Zur Entschärfung der Ummerschen Kreuzung soll dort langfristig ein Kreisverkehr eingerichtet werden. Das Planfeststellungsverfahren ist für 2021/22 vorgesehen. Baubeginn könnte dann vielleicht 2023 sein.

In der Summe reduzierte sich die Zahl der Unfallschwerpunkte von 14 auf 12. Von der Liste gestrichen wurde etwa die Dragenkreuzung: An dem Knoten von B 188, K 114 und K 31 hat der Umbau der Kreuzung mit einem neuen Rechtsabbiegerstreifen samt Ampel Wirkung gezeigt. Die Polizei verzeichnet dort hin und wieder noch leichte Auffahrunfälle, aber keine Unfälle mit schwer verletzten Personen.

Nach verstärkter Verkehrsüberwachung gelten auch die B 4 bei Sprakensehl sowie der Bereich B 4/Isenbütteler Straße bei Gifhorn als „entschärft“.
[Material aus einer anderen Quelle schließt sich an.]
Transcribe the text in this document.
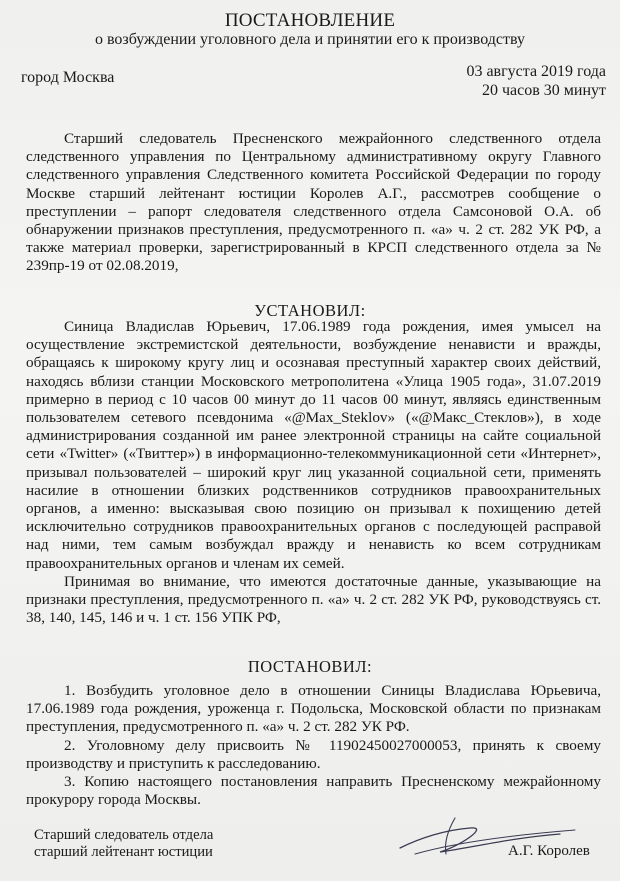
ПОСТАНОВЛЕНИЕ
о возбуждении уголовного дела и принятии его к производству
город Москва	03 августа 2019 года
20 часов 30 минут

Старший следователь Пресненского межрайонного следственного отдела следственного управления по Центральному административному округу Главного следственного управления Следственного комитета Российской Федерации по городу Москве старший лейтенант юстиции Королев А.Г., рассмотрев сообщение о преступлении – рапорт следователя следственного отдела Самсоновой О.А. об обнаружении признаков преступления, предусмотренного п. «а» ч. 2 ст. 282 УК РФ, а также материал проверки, зарегистрированный в КРСП следственного отдела за № 239пр-19 от 02.08.2019,

УСТАНОВИЛ:

Синица Владислав Юрьевич, 17.06.1989 года рождения, имея умысел на осуществление экстремистской деятельности, возбуждение ненависти и вражды, обращаясь к широкому кругу лиц и осознавая преступный характер своих действий, находясь вблизи станции Московского метрополитена «Улица 1905 года», 31.07.2019 примерно в период с 10 часов 00 минут до 11 часов 00 минут, являясь единственным пользователем сетевого псевдонима «@Max_Steklov» («@Макс_Стеклов»), в ходе администрирования созданной им ранее электронной страницы на сайте социальной сети «Twitter» («Твиттер») в информационно-телекоммуникационной сети «Интернет», призывал пользователей – широкий круг лиц указанной социальной сети, применять насилие в отношении близких родственников сотрудников правоохранительных органов, а именно: высказывая свою позицию он призывал к похищению детей исключительно сотрудников правоохранительных органов с последующей расправой над ними, тем самым возбуждал вражду и ненависть ко всем сотрудникам правоохранительных органов и членам их семей.

Принимая во внимание, что имеются достаточные данные, указывающие на признаки преступления, предусмотренного п. «а» ч. 2 ст. 282 УК РФ, руководствуясь ст. 38, 140, 145, 146 и ч. 1 ст. 156 УПК РФ,

ПОСТАНОВИЛ:

1. Возбудить уголовное дело в отношении Синицы Владислава Юрьевича, 17.06.1989 года рождения, уроженца г. Подольска, Московской области по признакам преступления, предусмотренного п. «а» ч. 2 ст. 282 УК РФ.

2. Уголовному делу присвоить № 11902450027000053, принять к своему производству и приступить к расследованию.

3. Копию настоящего постановления направить Пресненскому межрайонному прокурору города Москвы.

Старший следователь отдела
старший лейтенант юстиции	А.Г. Королев
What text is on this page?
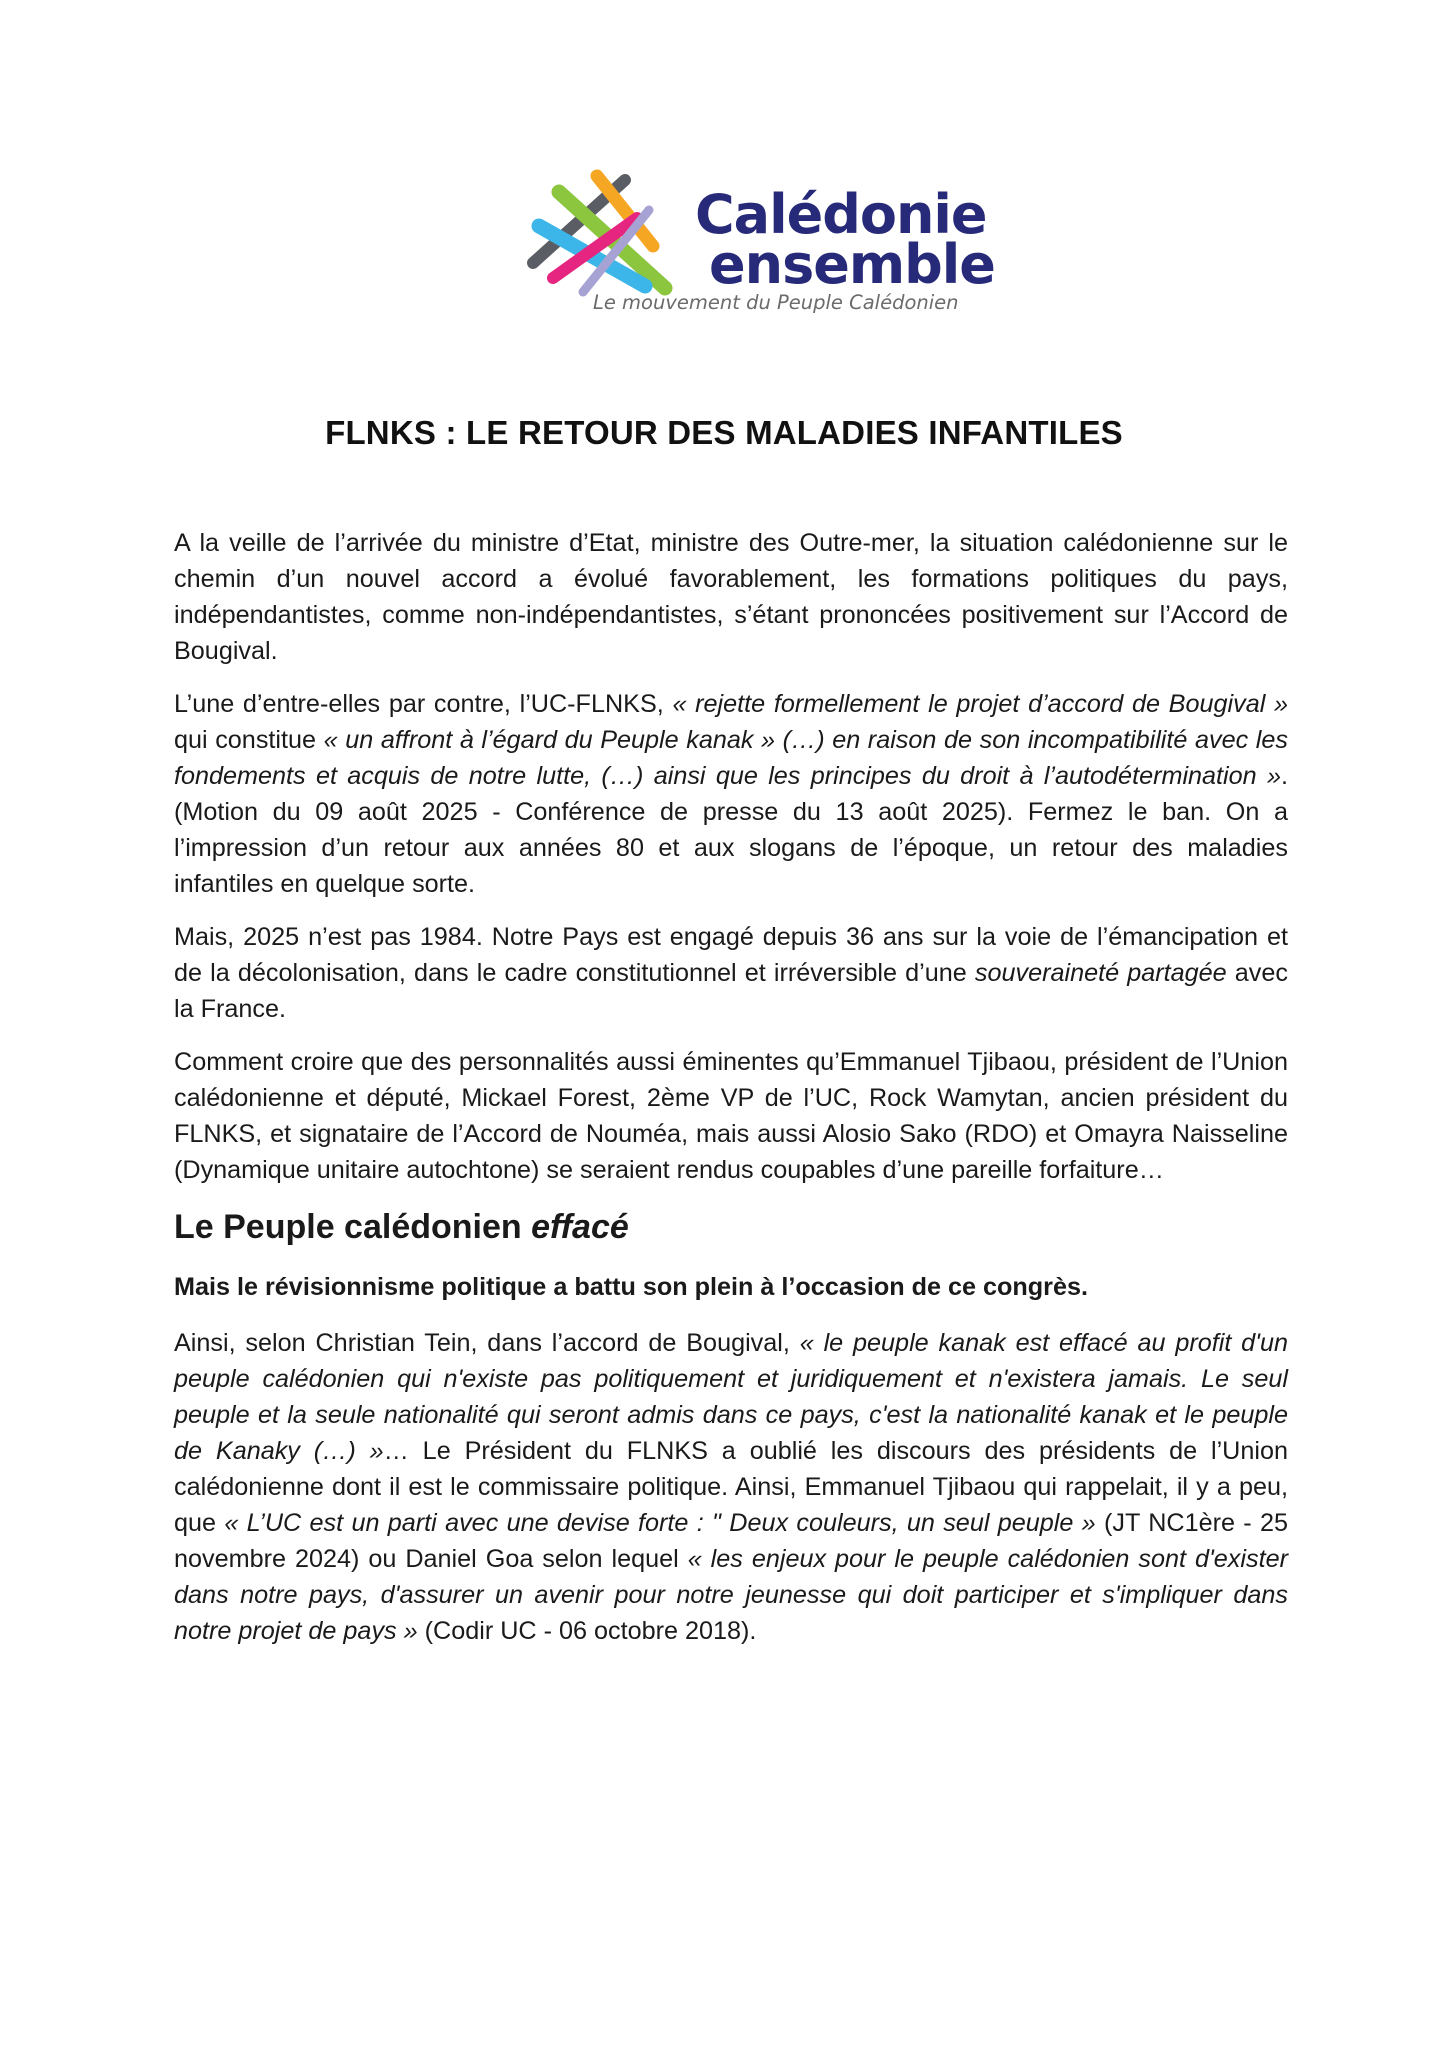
Calédonie
ensemble
Le mouvement du Peuple Calédonien
FLNKS : LE RETOUR DES MALADIES INFANTILES

A la veille de l’arrivée du ministre d’Etat, ministre des Outre-mer, la situation calédonienne sur le chemin d’un nouvel accord a évolué favorablement, les formations politiques du pays, indépendantistes, comme non-indépendantistes, s’étant prononcées positivement sur l’Accord de Bougival.

L’une d’entre-elles par contre, l’UC-FLNKS, « rejette formellement le projet d’accord de Bougival » qui constitue « un affront à l’égard du Peuple kanak » (…) en raison de son incompatibilité avec les fondements et acquis de notre lutte, (…) ainsi que les principes du droit à l’autodétermination ». (Motion du 09 août 2025 - Conférence de presse du 13 août 2025). Fermez le ban. On a l’impression d’un retour aux années 80 et aux slogans de l’époque, un retour des maladies infantiles en quelque sorte.

Mais, 2025 n’est pas 1984. Notre Pays est engagé depuis 36 ans sur la voie de l’émancipation et de la décolonisation, dans le cadre constitutionnel et irréversible d’une souveraineté partagée avec la France.

Comment croire que des personnalités aussi éminentes qu’Emmanuel Tjibaou, président de l’Union calédonienne et député, Mickael Forest, 2ème VP de l’UC, Rock Wamytan, ancien président du FLNKS, et signataire de l’Accord de Nouméa, mais aussi Alosio Sako (RDO) et Omayra Naisseline (Dynamique unitaire autochtone) se seraient rendus coupables d’une pareille forfaiture…

Le Peuple calédonien effacé

Mais le révisionnisme politique a battu son plein à l’occasion de ce congrès.

Ainsi, selon Christian Tein, dans l’accord de Bougival, « le peuple kanak est effacé au profit d'un peuple calédonien qui n'existe pas politiquement et juridiquement et n'existera jamais. Le seul peuple et la seule nationalité qui seront admis dans ce pays, c'est la nationalité kanak et le peuple de Kanaky (…) »… Le Président du FLNKS a oublié les discours des présidents de l’Union calédonienne dont il est le commissaire politique. Ainsi, Emmanuel Tjibaou qui rappelait, il y a peu, que « L’UC est un parti avec une devise forte : " Deux couleurs, un seul peuple » (JT NC1ère - 25 novembre 2024) ou Daniel Goa selon lequel « les enjeux pour le peuple calédonien sont d'exister dans notre pays, d'assurer un avenir pour notre jeunesse qui doit participer et s'impliquer dans notre projet de pays » (Codir UC - 06 octobre 2018).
Bei anderen neuralgischen Punkten bleibt derweil noch abzuwarten, wie sich die Maßnahmen auswirken, die dort ergriffen wurden. Dazu gehört im Nordkreis die Kreuzung K 7/K 4 bei Teichgut, wo im Dezember letzten Jahres eine Sichtschutzhecke gepflanzt wurde. Auf der Gifhorner Heidlandkreuzung wurden die Schaltzeiten der Lichtzeichenanlage verlängert, da Unfälle dort immer wieder bei abgeschalteten Ampeln passierten.

Was bei Ummern helfen soll, gilt unterdessen auch wenige Kilometer weiter südlich als probates Mittel: Die Einmündung der K 7 in die B 4 soll zu einem Kreisverkehr umgebaut werden. Laut Unfallkommission wird damit vielleicht schon 2022 begonnen.